The discovery of these outcome-based segments changed the focus of the organization. They chose to decouple from the lead user and target the underserved physicians with a new portfolio of products and services that addressed their most underserved desired outcomes.

What were the lessons learned?

  • Don’t assume that any artificial or random classification of customers is representative of your market. This includes lead users, but extends to demographic and psychographic-based personas and segmentation schemes.
  • Stop using segmentation methods that produce phantom targets. The only way to know what segments of customers exist with different unmet needs is to segment the market around unmet needs.
  • Stay focused on value creation until most of the market is overserved. Focusing on a segment of customers who are highly overserved when nearly the entire market is underserved unnecessarily forces a company into a commodity-management mindset.
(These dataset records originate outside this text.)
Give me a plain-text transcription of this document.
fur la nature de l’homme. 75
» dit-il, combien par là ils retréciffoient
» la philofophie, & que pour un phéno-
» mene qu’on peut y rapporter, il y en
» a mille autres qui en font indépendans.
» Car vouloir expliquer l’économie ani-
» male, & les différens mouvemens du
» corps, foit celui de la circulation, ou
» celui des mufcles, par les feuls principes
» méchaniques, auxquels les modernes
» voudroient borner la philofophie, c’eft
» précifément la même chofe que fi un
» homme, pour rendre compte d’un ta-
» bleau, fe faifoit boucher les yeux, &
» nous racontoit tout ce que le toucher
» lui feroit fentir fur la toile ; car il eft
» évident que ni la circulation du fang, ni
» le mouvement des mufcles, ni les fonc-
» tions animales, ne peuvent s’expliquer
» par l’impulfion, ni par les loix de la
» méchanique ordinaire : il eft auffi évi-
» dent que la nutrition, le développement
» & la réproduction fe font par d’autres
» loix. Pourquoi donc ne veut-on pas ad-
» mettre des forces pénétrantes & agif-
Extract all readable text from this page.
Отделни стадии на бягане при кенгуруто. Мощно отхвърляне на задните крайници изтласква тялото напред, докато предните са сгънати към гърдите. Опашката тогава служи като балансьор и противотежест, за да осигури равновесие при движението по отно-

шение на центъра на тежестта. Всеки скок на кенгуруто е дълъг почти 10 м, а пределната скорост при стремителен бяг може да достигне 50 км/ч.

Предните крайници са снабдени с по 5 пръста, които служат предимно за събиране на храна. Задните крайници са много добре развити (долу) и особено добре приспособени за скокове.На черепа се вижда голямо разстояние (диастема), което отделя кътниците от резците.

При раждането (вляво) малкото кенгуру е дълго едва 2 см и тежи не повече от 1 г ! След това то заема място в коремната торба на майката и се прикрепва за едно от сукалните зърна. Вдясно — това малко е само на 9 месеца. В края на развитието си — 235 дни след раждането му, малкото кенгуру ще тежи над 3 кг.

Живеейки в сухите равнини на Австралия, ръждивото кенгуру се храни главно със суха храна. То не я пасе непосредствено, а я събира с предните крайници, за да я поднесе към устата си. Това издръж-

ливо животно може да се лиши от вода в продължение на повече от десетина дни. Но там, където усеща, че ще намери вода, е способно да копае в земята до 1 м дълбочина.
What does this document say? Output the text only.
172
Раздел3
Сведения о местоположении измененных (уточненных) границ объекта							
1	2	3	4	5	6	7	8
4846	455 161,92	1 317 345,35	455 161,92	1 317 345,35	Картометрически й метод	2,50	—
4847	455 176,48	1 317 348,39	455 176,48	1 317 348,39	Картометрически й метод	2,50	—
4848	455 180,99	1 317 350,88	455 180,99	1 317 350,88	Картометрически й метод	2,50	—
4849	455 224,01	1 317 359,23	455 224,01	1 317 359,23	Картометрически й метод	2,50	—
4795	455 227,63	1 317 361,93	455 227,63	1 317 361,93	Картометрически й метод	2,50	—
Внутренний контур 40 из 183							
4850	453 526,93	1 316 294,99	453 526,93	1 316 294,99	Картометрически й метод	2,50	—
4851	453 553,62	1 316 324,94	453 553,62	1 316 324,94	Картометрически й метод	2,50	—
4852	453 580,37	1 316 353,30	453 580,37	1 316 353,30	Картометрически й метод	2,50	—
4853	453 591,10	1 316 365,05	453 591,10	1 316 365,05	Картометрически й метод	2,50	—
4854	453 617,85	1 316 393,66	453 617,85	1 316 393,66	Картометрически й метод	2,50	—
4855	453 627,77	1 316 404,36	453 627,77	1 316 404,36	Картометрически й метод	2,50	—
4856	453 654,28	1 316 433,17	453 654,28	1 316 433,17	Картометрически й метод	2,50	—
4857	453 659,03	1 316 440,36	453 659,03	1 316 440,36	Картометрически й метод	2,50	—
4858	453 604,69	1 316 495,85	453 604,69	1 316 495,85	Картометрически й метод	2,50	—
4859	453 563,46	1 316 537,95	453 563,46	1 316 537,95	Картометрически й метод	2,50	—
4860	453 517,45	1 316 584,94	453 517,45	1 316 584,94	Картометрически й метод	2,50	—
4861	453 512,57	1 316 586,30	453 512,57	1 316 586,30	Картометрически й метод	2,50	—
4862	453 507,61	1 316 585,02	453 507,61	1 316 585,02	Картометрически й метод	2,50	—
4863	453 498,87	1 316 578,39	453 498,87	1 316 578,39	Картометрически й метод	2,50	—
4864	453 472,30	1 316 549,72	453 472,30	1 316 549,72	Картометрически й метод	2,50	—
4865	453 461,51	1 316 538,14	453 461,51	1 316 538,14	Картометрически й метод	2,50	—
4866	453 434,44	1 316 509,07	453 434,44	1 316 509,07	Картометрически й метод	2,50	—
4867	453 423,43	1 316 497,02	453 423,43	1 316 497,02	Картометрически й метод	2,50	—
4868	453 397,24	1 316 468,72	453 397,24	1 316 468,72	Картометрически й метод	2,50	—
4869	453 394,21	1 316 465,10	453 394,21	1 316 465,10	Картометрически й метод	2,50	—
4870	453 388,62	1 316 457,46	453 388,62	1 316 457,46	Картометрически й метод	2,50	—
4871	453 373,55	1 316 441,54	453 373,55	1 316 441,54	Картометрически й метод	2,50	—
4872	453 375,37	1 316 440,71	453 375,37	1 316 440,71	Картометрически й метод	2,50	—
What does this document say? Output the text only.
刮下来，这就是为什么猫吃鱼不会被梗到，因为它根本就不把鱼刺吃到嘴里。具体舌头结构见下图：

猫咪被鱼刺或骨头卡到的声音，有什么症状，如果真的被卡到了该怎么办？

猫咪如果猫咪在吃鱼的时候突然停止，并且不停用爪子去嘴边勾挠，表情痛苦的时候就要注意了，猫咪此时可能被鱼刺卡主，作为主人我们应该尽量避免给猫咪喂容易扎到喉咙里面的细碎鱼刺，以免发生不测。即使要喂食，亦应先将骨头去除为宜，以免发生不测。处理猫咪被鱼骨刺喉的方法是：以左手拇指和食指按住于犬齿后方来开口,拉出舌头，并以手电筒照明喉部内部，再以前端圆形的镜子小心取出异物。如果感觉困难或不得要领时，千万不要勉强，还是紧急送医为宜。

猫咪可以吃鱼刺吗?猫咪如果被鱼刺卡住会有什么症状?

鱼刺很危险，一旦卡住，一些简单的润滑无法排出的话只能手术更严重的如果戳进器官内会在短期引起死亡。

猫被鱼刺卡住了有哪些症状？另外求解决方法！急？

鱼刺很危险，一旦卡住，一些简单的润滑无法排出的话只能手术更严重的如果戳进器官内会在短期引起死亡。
This mindset negatively impacts culture and company performance for an incumbent.
  • Tie your strategy to satisfying unmet customer needs.
  • Interview customers that represent your market to understand their needs, not lead users.
  • A focus on lead users can take you off your path to growth.

1 COMMENT

  1. Thrilling analysis, bummer of an outcome! As a product person, it’s so tempting to believe that the most sophisticated users represent the future of all users – and that if you serve these lead users really well, that will capture some of the laggards now and some later. Does this data disprove that?